Following a scary incident in which one of her young children nearly drowned, our client—a single mom—decided to "retire" the pool of her recently-purchased home. Simply burying or removing the pool wasn’t an option, however, as she wanted to retain its value for possible restoration by a future owner. That’s where my company—Deckover—came into the picture. For the past 13 years, our Phoenix-based deck building company has specialized in decommissioning pools and adapting them to other uses.

In this case, our client chose to build a rectangular step-up deck set completely over the free-form pool because she wanted no visible reminder of the traumatic event that precipitated the deck construction. We framed the deck conventionally with galvanized steel joists that rest on the pool edges and span its 16-foot width, and we finished it with ChoiceDek composite decking and a matching composite skirt around the perimeter. To provide access below the deck, we added a hatch.

Since rainwater accumulates in the pool beneath the deck, we always include a sump pump placed over the pool drain. The pump is powered by an electrical circuit that once powered the pool lighting and is activated by an automatic pump controller of our design. The controller turns the pump on when water rises in the bottom of the pool, expelling it through the pool’s skimmer return line.
We added a powder-coated aluminum Alumawood pergola for shade at one end of the expansive deck, using the deck structure for support.

Of course, there are other factors compelling homeowners to retire their pools. On another project, for example, our clients simply grew tired of the annual maintenance and wanted to use the space to create a kid-safe and adult-friendly backyard living area. Our approach in this case—to orient the pool cover so that it would be flush with the top edge of the coping around the pool—was more typical of the majority of our projects and meant that the deck framing had to be inset.


A deck that rests inside rather than on top of a swimming pool has several inherent difficulties, of course. The most obvious is that, when it comes to pools, there is no such thing as a straight edge. Even a rectangle is not really a rectangle when poured using concrete forms, and many pools have nothing that is even close to a straight edge. The worst are those with "Drooping Snowman" or "Mickey Mouse" shapes, where the designer takes three circles and smooshes them together in a dogleg orientation.

Instead of hanging the deck framing from the sides of the pool (which presents several problems), we’ve developed a process that allows us to prefabricate the frame in sections. First, we use an RC drone to take overhead photos of the pool, which we drop into CAD to create accurately dimensioned drawings. We have our shop set up with a ceiling-mounted projector that allows us to reproduce a full-scale drawing on the floor, which we use to lay out and assemble the framing using standard galvanized light-gauge-steel track and joist components.

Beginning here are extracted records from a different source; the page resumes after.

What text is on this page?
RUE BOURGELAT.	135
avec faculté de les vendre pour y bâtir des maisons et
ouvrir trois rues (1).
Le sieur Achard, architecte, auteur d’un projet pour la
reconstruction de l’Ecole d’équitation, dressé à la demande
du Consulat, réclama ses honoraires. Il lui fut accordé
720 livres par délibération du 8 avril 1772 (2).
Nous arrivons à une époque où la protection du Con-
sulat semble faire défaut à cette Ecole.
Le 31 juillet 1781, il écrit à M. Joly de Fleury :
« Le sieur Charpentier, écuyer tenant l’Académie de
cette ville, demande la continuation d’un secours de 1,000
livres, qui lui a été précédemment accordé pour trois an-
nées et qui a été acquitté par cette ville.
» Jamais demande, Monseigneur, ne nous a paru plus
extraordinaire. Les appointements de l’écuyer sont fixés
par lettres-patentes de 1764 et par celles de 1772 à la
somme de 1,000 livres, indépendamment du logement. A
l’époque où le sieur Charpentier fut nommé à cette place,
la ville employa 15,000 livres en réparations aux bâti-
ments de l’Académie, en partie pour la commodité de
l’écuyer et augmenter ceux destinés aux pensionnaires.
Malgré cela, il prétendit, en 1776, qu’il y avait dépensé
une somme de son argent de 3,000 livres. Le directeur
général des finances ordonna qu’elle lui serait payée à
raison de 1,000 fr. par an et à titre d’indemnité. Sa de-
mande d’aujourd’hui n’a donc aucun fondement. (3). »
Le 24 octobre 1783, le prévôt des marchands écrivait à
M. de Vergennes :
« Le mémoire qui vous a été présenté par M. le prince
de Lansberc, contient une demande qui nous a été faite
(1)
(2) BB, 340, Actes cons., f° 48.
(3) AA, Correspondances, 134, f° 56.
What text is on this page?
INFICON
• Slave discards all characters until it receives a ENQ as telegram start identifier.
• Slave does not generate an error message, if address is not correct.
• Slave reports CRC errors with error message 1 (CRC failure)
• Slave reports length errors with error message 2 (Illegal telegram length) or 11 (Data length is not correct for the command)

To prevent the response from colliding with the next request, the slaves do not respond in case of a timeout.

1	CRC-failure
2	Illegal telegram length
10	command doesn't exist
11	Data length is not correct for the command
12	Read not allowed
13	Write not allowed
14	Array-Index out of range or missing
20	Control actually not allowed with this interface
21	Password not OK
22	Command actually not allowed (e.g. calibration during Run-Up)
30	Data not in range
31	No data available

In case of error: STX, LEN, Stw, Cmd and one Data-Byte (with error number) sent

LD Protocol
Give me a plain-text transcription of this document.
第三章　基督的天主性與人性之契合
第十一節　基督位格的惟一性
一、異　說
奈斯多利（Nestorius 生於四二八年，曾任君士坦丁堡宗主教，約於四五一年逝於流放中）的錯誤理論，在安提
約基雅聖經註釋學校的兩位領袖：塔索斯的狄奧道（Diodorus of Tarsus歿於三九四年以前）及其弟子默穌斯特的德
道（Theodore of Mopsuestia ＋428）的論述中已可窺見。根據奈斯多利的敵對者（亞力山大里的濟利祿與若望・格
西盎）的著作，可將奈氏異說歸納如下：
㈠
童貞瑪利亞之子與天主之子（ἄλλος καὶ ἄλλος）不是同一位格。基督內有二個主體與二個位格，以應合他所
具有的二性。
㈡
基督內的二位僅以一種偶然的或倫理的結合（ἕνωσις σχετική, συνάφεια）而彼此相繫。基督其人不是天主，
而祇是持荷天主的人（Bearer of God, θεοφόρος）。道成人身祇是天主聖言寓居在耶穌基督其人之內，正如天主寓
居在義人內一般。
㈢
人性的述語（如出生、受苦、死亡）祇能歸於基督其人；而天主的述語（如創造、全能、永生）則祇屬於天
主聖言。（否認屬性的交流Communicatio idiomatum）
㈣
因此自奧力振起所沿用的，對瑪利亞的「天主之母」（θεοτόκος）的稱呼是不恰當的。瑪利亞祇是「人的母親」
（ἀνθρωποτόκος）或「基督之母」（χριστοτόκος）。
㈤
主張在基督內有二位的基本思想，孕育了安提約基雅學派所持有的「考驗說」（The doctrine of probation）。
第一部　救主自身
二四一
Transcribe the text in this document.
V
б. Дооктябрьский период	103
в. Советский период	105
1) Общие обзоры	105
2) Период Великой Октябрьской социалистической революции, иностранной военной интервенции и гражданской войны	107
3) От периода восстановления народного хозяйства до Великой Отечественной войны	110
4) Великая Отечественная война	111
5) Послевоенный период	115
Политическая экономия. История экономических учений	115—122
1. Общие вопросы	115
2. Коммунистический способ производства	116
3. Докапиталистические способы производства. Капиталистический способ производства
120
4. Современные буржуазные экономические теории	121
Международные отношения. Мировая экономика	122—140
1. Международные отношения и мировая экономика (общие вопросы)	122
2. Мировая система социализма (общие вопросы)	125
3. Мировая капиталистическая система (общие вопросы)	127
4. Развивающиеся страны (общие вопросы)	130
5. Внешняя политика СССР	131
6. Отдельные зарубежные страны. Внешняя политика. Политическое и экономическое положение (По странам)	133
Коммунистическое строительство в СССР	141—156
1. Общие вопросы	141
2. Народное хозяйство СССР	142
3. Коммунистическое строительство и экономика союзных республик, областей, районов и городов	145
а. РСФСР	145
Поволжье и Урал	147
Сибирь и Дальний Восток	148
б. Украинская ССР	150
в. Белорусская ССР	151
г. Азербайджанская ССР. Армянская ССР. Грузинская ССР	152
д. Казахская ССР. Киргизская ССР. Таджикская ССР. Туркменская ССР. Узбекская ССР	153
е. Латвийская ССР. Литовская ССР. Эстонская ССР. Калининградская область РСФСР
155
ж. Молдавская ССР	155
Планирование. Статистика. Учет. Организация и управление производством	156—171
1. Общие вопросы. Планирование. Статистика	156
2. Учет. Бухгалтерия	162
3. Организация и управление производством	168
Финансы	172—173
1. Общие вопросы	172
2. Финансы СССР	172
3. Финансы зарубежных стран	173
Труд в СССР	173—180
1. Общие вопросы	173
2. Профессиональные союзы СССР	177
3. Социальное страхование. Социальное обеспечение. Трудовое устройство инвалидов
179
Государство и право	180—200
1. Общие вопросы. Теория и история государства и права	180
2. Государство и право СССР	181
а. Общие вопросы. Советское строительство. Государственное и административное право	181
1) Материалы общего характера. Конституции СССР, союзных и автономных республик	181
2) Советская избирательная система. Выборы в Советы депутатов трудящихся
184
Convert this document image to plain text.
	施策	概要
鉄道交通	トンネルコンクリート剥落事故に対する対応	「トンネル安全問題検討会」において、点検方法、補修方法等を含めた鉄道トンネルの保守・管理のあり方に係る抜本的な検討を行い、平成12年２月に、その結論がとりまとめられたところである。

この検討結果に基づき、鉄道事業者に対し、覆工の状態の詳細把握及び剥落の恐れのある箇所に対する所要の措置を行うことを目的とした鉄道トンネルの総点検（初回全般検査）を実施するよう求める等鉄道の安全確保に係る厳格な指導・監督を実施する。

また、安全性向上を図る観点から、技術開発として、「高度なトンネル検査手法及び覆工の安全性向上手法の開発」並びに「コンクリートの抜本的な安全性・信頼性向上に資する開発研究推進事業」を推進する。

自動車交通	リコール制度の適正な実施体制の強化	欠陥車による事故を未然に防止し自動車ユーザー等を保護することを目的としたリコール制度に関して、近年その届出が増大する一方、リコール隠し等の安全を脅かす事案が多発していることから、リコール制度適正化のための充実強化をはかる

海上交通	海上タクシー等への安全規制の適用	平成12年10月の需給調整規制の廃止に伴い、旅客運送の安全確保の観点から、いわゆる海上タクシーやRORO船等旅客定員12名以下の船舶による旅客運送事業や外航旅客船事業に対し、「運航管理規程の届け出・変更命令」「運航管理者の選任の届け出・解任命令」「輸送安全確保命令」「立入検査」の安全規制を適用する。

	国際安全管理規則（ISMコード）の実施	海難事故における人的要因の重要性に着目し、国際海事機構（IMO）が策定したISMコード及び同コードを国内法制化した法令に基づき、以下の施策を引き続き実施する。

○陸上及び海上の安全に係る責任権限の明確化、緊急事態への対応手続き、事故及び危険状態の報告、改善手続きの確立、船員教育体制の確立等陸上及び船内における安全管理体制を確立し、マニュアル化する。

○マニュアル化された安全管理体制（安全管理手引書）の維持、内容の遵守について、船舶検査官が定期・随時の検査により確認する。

These prefabricated sections are light enough to be loaded by hand onto our work trailer and hauled to a jobsite. There, we reassemble the sections, supporting them with a series of cross beams set at the proper elevation to ensure that the top of the composite decking is flush with the top of the pool.

It’s a tricky process, though. For one thing, it’s hard to accurately map the shape of some pools, and concrete walls don’t move when one of our dimensions is off. Meanwhile, composite decking has very little overhang allowance, so the framing has to be close—within a few inches—to all sides of the pool. And this project had an added challenge: a step-down fire pit, which is located in the deep end of the pool. To create it, we fabricated a round frame, rolling the steel track on a special machine to give it its shape. But the effort was worth it, as the propane-powered fire pit has become s’mores-central on weekends. After the little ones are tucked into bed, adult members of the family gather around for long conversations under the stars.

The composite decking around the fire pit and at the larger end of the pool is AERT’s MoistureShield, while the center section of the deck has a plywood cover with a special acrylic coating for weatherproofing. Again, we built a hatch into the structure to provide access below deck for extra storage and to maintain the sump pump at the bottom of the pool. LED rope lighting around the edge of the deck inserted in the space created between the new deck and the old bull-nosed pool coping further enhances the ambiance of the space. The owners tell us that they now use their backyard far more than they ever did when they had their pool.